I have noticed that many people have looked but none have responded. I decided to bump it up in the hope of receiving some suggestions.


----------



## Strontium (Sep 16, 2015)

Portugal in a relatively poor country and has 10 million people, 25% in Lisbon 20% in Porto, it has a long and interesting history (I assume you'd have at least read up some of this). There are many many historical places but mainly these are part of everday life not necessary fenced off. The best place for an artist (of a type you don't specify) would be somewhere they can practice their art be that painting of seascapes or Thrash Metal Guitarist so one would be near the sea and the other possible far away from sensitive people. The best place - if you mean the greatest choice - for museums, concerts would be where there is the greatest concentration of people so that's Lisbon - though Porto has a vibrant music scene a bit more alternative then traditional. There's also cultural events like the traditional bull fights and even running bulls through the streets. During the good weather there are many festvals but, as you probably know, a lot of (local) things here are not on the interweb so you have to talk to people in person to discover what is going on. There is a lot of rural undeveloped areas of the country so cycling up and down hills and along tracks through the countryside is possible. In reality only you can decide what you like/dislike and you can only do that by spending time here in different places at different times of the year, what I like (ie bull fighting or Gois Concentracao or BoomFest) as a cultural event may not coincide with what you like so I'll not recommend any to you.


----------



## ElRey2020 (Oct 31, 2019)

Thank you. Yes, I should have indicated what type of artist- Alla Parsons Art We have some familiarity with the history of the region. We have also visited but our travel was limited


----------



## Lusitanian (Jan 3, 2021)

Hi, just a suggestion for you to look into with all your other options.

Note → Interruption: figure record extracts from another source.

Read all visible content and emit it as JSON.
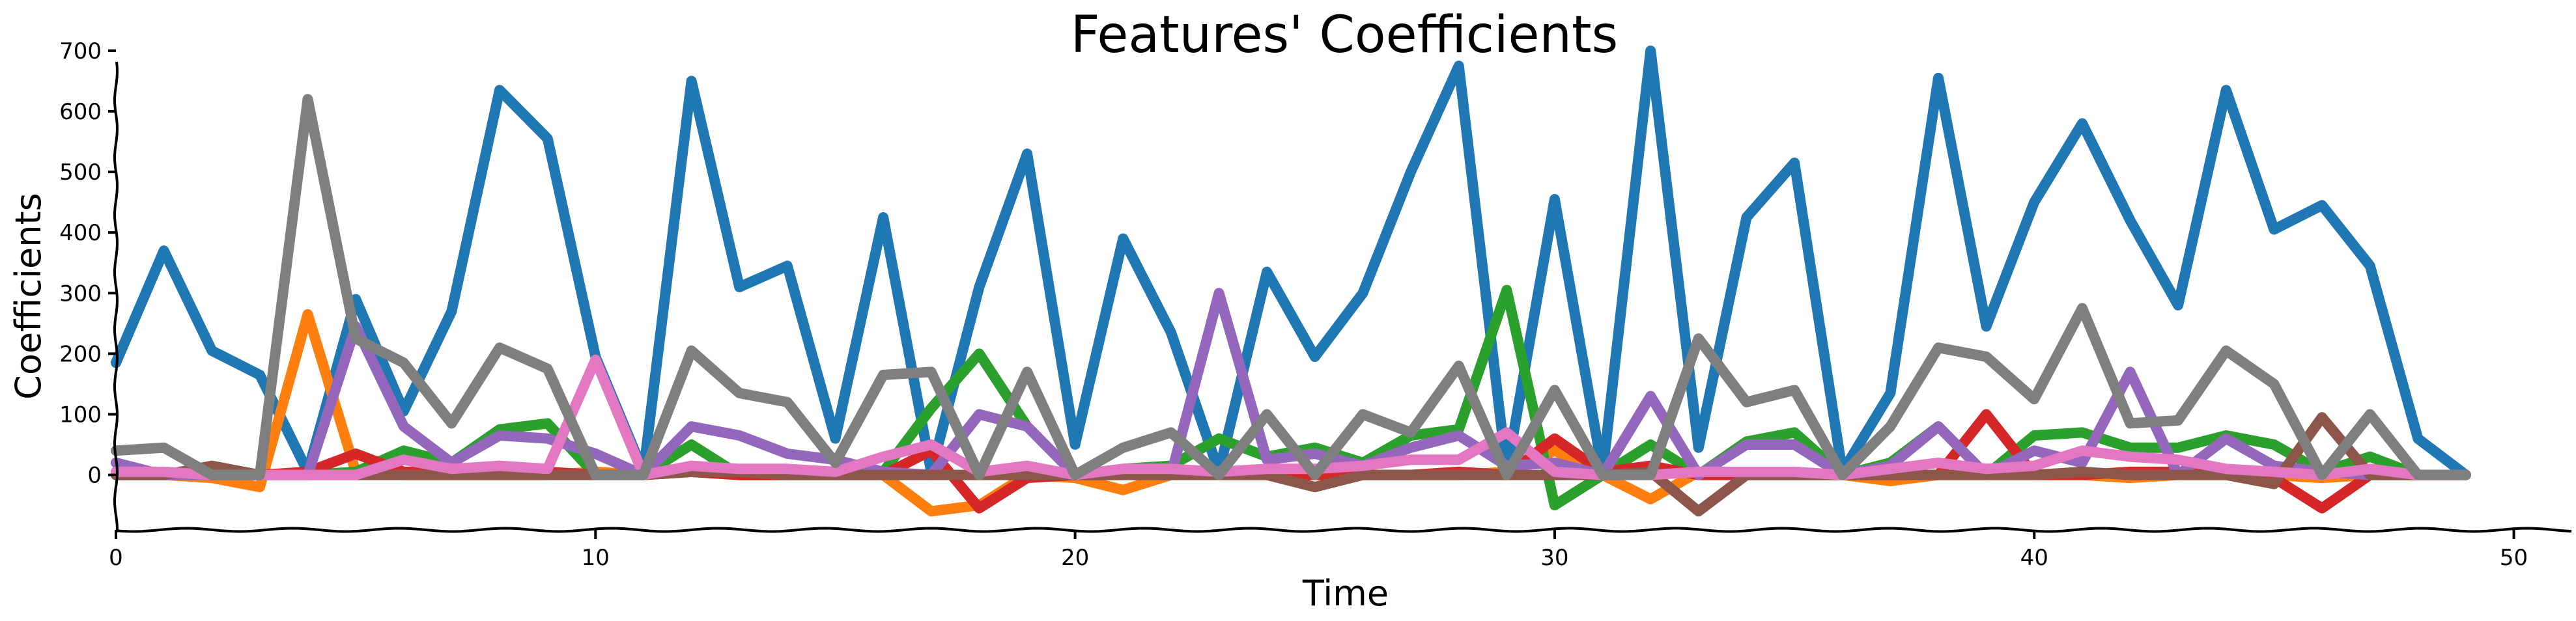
{
  "chart_data": {
    "type": "line",
    "title": "Features' Coefficients",
    "xlabel": "Time",
    "ylabel": "Coefficients",
    "xlim": [
      0,
      51.5
    ],
    "ylim": [
      -95,
      745
    ],
    "xticks": [
      0,
      10,
      20,
      30,
      40,
      50
    ],
    "yticks": [
      0,
      100,
      200,
      300,
      400,
      500,
      600,
      700
    ],
    "grid": false,
    "legend": "none",
    "x": [
      0,
      1,
      2,
      3,
      4,
      5,
      6,
      7,
      8,
      9,
      10,
      11,
      12,
      13,
      14,
      15,
      16,
      17,
      18,
      19,
      20,
      21,
      22,
      23,
      24,
      25,
      26,
      27,
      28,
      29,
      30,
      31,
      32,
      33,
      34,
      35,
      36,
      37,
      38,
      39,
      40,
      41,
      42,
      43,
      44,
      45,
      46,
      47,
      48,
      49
    ],
    "series": [
      {
        "color": "#1f77b4",
        "values": [
          185,
          370,
          205,
          165,
          5,
          290,
          105,
          270,
          635,
          555,
          195,
          5,
          650,
          310,
          345,
          60,
          425,
          5,
          310,
          530,
          50,
          390,
          235,
          5,
          335,
          195,
          300,
          500,
          675,
          5,
          455,
          5,
          700,
          45,
          425,
          515,
          5,
          135,
          655,
          245,
          450,
          580,
          420,
          280,
          635,
          405,
          445,
          345,
          60,
          0
        ]
      },
      {
        "color": "#ff7f0e",
        "values": [
          5,
          0,
          -5,
          -20,
          265,
          5,
          0,
          0,
          0,
          0,
          5,
          0,
          5,
          0,
          0,
          0,
          0,
          -60,
          -50,
          0,
          -5,
          -25,
          0,
          5,
          0,
          0,
          0,
          0,
          0,
          5,
          40,
          0,
          -40,
          5,
          0,
          0,
          0,
          -10,
          0,
          0,
          0,
          0,
          -5,
          0,
          0,
          0,
          -5,
          0,
          0,
          0
        ]
      },
      {
        "color": "#2ca02c",
        "values": [
          0,
          0,
          0,
          0,
          0,
          5,
          40,
          20,
          75,
          85,
          0,
          0,
          50,
          0,
          0,
          0,
          5,
          110,
          200,
          80,
          0,
          10,
          15,
          60,
          30,
          45,
          20,
          65,
          75,
          305,
          -50,
          0,
          50,
          0,
          55,
          70,
          0,
          20,
          80,
          0,
          65,
          70,
          45,
          45,
          65,
          50,
          5,
          30,
          0,
          0
        ]
      },
      {
        "color": "#d62728",
        "values": [
          0,
          0,
          5,
          0,
          5,
          35,
          5,
          5,
          5,
          5,
          0,
          0,
          5,
          0,
          0,
          0,
          0,
          40,
          -55,
          -5,
          0,
          0,
          5,
          0,
          0,
          0,
          0,
          0,
          5,
          0,
          60,
          5,
          15,
          0,
          0,
          0,
          0,
          0,
          0,
          100,
          0,
          0,
          5,
          5,
          0,
          -5,
          -55,
          0,
          0,
          0
        ]
      },
      {
        "color": "#9467bd",
        "values": [
          20,
          0,
          0,
          0,
          0,
          245,
          80,
          20,
          65,
          60,
          35,
          0,
          80,
          65,
          35,
          25,
          5,
          0,
          100,
          80,
          0,
          0,
          0,
          300,
          25,
          35,
          15,
          45,
          65,
          15,
          20,
          0,
          130,
          0,
          50,
          50,
          0,
          15,
          80,
          0,
          40,
          20,
          170,
          0,
          60,
          15,
          5,
          0,
          0,
          0
        ]
      },
      {
        "color": "#8c564b",
        "values": [
          0,
          0,
          15,
          0,
          0,
          0,
          0,
          0,
          0,
          0,
          0,
          0,
          5,
          5,
          0,
          0,
          0,
          0,
          0,
          0,
          0,
          0,
          0,
          0,
          0,
          -20,
          0,
          0,
          0,
          0,
          0,
          0,
          5,
          -60,
          0,
          0,
          0,
          0,
          0,
          0,
          0,
          5,
          0,
          0,
          0,
          -15,
          95,
          0,
          0,
          0
        ]
      },
      {
        "color": "#e377c2",
        "values": [
          5,
          5,
          0,
          0,
          0,
          0,
          25,
          10,
          15,
          10,
          190,
          0,
          15,
          10,
          10,
          5,
          30,
          50,
          5,
          15,
          0,
          10,
          10,
          5,
          10,
          10,
          15,
          25,
          25,
          70,
          5,
          0,
          0,
          5,
          5,
          5,
          0,
          10,
          20,
          10,
          15,
          40,
          30,
          25,
          10,
          5,
          0,
          10,
          0,
          0
        ]
      },
      {
        "color": "#7f7f7f",
        "values": [
          40,
          45,
          0,
          0,
          620,
          225,
          185,
          85,
          210,
          175,
          0,
          0,
          205,
          135,
          120,
          20,
          165,
          170,
          0,
          170,
          0,
          45,
          70,
          0,
          100,
          0,
          100,
          70,
          180,
          0,
          140,
          0,
          0,
          225,
          120,
          140,
          0,
          80,
          210,
          195,
          125,
          275,
          85,
          90,
          205,
          150,
          0,
          100,
          0,
          0
        ]
      }
    ]
  }
}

Torres Vedras has an history linked to Portuguese cycling. Several streets in the city were recently adapted to be more bycicle friendly and it's common to see groups of people cycling in the roads around town.

It's also 30 minutes away from Lisbon by car.


----------



## ElRey2020 (Oct 31, 2019)

Thank you. I will certainly look. While Porto seems like an incredible place, we think we want to be in Lisbon or South. Part of this is for the weather but we also have friends in Lisbon


----------